CEDAR RAPIDS, Iowa (AP) — Former Florida Gov. Jeb Bush capped his first weekend politicking in early-voting Iowa by previewing what he said would be an upbeat campaign should he continue toward his all-but-declared candidacy for the Republican presidential nomination.
"My hope is I will run a campaign, if I get there, that will be hopeful an optimistic," Bush told about 200 people packed into the back room of a popular pizza restaurant.
Not yet a formal candidate, Bush acted like one during the two days he spent in Iowa, his first trip to the leadoff presidential caucus state since becoming a 2016 prospect.

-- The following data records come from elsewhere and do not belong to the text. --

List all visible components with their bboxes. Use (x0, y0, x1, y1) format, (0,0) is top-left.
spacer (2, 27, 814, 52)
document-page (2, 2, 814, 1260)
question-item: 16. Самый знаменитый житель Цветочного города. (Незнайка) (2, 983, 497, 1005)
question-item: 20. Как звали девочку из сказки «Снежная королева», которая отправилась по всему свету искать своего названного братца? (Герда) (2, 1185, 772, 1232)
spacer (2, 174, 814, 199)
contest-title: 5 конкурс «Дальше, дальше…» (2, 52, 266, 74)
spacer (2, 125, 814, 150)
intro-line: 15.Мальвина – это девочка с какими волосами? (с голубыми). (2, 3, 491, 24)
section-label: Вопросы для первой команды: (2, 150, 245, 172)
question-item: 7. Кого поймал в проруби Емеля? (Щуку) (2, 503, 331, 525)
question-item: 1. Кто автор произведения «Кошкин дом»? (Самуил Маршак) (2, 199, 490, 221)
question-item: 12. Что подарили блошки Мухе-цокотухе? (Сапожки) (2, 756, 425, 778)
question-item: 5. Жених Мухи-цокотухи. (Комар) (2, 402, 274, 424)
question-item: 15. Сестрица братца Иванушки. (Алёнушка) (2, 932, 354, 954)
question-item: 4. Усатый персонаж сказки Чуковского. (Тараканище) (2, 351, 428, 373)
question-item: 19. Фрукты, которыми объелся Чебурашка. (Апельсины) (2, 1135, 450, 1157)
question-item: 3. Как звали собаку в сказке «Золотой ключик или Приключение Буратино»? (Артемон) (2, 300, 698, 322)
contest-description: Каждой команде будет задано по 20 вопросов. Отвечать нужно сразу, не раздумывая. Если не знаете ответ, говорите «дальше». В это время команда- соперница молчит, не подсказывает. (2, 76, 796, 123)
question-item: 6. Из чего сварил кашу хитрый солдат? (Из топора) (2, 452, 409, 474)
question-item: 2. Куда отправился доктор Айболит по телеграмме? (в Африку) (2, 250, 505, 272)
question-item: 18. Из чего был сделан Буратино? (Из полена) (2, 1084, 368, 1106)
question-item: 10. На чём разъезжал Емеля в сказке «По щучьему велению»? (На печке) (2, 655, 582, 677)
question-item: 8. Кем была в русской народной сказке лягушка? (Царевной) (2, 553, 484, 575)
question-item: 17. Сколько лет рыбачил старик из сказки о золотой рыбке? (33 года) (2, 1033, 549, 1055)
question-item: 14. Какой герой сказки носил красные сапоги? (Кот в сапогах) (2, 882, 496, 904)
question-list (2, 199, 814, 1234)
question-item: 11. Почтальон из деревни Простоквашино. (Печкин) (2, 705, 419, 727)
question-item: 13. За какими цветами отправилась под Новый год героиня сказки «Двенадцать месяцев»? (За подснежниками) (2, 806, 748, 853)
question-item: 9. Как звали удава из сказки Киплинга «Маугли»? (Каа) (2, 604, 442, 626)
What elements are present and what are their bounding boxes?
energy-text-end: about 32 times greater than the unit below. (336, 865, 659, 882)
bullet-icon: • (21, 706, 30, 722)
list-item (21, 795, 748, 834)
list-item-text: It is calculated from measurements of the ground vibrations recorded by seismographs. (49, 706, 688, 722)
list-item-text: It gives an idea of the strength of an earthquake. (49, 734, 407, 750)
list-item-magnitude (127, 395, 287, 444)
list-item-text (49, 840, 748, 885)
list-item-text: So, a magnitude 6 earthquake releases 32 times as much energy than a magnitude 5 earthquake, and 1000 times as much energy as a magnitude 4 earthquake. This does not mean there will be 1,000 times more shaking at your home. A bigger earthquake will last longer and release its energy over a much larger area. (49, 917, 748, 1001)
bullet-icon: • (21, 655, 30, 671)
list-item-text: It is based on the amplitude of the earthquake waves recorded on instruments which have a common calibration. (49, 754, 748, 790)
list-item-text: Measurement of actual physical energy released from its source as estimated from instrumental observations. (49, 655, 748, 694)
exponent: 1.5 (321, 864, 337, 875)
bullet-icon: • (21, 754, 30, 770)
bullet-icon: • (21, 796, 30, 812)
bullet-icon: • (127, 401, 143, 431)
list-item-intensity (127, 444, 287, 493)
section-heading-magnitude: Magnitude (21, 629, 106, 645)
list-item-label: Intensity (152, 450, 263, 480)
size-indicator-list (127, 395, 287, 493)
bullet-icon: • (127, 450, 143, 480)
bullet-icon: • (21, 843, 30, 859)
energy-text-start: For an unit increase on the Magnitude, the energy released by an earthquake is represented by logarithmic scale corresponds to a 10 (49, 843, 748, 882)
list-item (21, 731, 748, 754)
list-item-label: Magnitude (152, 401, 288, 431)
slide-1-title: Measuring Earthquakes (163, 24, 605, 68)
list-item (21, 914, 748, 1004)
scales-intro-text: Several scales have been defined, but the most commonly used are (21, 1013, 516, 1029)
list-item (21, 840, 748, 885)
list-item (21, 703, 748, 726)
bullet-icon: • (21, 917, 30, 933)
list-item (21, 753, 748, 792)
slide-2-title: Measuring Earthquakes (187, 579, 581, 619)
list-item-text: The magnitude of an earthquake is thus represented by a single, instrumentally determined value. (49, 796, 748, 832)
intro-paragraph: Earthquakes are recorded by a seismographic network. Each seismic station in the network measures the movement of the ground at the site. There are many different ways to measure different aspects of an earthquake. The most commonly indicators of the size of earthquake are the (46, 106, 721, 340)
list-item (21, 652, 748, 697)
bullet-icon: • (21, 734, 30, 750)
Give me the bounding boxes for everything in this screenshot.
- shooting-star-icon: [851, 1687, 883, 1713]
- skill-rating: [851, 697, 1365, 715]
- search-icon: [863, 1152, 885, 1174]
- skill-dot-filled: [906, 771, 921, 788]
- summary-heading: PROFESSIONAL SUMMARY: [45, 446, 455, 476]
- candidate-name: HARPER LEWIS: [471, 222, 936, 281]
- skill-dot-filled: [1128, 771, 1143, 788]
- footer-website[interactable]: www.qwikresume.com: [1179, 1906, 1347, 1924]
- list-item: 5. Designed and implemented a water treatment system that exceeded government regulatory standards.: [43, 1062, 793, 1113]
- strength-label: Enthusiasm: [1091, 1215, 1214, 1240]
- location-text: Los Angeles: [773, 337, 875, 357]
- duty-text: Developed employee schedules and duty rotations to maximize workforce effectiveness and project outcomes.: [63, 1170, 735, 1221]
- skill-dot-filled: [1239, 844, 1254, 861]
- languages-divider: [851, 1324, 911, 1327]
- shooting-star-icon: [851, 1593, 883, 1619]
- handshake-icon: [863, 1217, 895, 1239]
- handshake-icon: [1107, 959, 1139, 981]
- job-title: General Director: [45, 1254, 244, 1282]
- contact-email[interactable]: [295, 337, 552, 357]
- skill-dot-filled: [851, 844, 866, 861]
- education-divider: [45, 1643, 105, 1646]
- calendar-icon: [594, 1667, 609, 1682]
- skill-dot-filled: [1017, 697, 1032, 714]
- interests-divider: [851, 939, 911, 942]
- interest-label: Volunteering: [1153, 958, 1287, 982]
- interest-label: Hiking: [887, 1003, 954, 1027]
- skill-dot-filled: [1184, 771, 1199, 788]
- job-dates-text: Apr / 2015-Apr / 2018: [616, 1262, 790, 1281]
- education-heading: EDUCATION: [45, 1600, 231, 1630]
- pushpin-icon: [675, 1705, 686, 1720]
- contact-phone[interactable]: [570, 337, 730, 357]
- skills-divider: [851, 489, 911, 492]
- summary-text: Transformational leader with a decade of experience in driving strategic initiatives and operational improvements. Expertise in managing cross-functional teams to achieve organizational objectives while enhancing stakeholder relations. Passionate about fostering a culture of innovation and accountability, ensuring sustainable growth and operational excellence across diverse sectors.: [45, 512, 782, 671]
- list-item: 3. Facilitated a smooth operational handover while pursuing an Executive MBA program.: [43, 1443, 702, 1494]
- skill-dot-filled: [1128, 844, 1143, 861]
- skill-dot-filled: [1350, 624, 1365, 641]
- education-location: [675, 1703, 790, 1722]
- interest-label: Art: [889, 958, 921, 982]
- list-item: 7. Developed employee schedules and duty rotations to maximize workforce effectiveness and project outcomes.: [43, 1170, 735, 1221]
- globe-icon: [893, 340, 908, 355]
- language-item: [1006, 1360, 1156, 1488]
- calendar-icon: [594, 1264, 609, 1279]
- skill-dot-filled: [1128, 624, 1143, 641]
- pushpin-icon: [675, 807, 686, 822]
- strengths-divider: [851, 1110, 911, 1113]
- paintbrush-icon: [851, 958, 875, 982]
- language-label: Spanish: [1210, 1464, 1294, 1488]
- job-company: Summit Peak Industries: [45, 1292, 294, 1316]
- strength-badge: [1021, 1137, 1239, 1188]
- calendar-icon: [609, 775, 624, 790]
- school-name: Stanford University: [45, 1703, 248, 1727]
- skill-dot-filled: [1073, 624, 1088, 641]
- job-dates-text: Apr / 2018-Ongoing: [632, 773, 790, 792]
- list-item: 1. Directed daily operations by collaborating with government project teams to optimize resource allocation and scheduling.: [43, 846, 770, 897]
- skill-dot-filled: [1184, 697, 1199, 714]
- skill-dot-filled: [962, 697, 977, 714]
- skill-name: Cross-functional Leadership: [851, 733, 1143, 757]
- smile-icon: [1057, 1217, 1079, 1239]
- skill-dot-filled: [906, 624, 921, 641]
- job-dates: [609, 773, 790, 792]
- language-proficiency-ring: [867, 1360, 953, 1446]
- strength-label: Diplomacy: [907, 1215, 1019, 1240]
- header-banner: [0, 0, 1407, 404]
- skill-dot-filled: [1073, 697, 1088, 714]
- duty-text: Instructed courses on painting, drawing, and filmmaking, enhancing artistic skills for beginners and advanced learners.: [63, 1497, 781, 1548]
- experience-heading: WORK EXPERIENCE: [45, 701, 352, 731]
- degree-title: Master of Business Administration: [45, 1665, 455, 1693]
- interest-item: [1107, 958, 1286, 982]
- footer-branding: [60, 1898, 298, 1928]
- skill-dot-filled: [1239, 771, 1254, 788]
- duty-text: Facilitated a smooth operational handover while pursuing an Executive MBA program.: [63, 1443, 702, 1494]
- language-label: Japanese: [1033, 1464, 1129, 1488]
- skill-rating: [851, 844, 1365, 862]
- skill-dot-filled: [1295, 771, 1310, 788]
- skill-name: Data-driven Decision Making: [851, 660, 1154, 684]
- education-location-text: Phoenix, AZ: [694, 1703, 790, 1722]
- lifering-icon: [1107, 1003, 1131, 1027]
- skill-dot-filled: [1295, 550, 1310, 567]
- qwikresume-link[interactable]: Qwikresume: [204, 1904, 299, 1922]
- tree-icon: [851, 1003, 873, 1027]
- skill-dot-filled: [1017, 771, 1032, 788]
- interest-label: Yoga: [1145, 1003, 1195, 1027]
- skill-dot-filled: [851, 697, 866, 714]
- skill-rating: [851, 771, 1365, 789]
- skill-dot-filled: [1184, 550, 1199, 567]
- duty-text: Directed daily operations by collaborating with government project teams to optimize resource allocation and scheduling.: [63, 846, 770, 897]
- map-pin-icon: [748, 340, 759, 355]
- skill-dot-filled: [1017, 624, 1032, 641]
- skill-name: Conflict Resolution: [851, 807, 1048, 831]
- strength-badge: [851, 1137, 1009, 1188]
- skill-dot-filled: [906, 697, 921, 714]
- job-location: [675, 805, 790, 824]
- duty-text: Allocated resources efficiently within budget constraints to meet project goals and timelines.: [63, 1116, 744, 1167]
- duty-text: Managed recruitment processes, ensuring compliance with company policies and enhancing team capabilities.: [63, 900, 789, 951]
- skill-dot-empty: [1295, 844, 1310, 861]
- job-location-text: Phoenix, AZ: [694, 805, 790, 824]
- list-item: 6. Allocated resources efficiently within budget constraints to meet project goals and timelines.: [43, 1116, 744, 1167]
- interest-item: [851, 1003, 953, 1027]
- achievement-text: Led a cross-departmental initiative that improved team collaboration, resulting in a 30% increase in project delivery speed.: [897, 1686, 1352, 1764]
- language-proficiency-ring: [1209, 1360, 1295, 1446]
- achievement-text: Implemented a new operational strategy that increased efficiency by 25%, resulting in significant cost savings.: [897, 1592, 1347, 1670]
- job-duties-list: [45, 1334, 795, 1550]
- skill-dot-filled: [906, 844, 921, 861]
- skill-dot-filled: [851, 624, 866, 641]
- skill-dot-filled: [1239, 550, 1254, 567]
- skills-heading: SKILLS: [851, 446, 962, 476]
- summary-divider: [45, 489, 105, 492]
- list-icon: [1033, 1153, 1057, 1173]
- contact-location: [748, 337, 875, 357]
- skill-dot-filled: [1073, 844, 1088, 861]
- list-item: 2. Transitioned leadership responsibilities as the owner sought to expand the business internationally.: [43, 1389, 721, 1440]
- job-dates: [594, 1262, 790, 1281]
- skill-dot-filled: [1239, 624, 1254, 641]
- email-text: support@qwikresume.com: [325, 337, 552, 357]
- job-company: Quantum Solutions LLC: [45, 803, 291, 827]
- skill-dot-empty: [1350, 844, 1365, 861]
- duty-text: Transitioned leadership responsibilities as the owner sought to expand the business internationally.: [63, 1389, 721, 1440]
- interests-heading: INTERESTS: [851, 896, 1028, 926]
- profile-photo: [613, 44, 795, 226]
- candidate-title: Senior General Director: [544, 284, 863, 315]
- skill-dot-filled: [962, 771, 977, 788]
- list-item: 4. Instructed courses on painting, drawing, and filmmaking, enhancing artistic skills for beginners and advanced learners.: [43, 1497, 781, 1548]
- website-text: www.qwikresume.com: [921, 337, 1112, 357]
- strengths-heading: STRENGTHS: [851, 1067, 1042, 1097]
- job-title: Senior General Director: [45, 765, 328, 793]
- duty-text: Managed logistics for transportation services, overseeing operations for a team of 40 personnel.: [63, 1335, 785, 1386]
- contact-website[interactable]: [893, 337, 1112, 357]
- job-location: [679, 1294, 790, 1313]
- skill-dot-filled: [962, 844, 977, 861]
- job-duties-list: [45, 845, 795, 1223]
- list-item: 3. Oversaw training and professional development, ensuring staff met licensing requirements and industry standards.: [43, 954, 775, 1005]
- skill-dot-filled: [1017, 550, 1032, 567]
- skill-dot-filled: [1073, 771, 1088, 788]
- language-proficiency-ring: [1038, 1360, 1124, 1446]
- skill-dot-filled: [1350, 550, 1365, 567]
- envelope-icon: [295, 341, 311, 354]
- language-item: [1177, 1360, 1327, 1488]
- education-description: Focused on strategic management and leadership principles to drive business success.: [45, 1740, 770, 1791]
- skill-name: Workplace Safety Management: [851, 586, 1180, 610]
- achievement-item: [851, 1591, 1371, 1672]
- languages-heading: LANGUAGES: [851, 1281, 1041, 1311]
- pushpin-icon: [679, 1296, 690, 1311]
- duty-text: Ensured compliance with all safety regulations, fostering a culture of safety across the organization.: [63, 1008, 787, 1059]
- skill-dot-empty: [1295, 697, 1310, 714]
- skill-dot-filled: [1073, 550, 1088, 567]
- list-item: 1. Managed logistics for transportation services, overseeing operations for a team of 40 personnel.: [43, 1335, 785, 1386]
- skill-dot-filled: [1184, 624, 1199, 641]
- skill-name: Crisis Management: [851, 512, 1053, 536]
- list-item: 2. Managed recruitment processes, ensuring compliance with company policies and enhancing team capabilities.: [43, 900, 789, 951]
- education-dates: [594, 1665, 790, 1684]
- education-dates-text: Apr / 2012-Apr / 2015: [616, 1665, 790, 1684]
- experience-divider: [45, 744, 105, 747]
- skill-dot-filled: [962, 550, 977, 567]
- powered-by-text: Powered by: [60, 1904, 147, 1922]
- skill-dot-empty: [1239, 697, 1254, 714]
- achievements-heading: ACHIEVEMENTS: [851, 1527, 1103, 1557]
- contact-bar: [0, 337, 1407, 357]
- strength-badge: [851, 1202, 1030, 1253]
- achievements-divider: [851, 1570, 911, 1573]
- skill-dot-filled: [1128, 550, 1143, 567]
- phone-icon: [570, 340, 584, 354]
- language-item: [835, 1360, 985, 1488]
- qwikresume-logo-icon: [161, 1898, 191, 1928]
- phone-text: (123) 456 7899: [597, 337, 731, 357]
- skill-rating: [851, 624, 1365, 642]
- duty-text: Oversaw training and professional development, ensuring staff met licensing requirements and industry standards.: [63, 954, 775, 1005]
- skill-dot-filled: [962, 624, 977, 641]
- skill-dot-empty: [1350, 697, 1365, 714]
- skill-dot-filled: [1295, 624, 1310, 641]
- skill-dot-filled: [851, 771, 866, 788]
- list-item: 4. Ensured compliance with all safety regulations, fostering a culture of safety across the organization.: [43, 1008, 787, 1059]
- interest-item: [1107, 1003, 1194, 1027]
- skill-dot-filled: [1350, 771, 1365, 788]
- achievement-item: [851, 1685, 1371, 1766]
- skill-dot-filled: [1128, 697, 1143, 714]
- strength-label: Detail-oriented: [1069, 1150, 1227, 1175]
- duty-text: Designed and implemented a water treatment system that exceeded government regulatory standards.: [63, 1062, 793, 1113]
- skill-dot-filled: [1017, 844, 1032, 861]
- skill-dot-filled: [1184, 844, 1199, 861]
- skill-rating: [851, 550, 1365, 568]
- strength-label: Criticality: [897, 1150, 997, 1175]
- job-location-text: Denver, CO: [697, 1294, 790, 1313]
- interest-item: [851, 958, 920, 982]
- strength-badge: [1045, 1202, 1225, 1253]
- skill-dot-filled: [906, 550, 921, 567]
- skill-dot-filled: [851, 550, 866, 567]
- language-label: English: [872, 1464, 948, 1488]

Bush joined eight other potential GOP candidates at an agricultural policy forum on Saturday, saying he would support allowing millions of immigrants in the U.S. illegally to stay, under certain conditions. That put him out of step with a good share of Republicans nationally as well as in the emerging field of candidates.
Bush spoke at a congressional fundraiser Friday night, met with state GOP officials and potential supporters in the Des Moines area Saturday, and then traveled to Cedar Rapids.
"I'll be back here a lot and I'll be asking for your support," he said.
Bush is scheduled to travel next weekend to New Hampshire, home of the first presidential primary of 2016, and later in the month to South Carolina, which holds the second primary.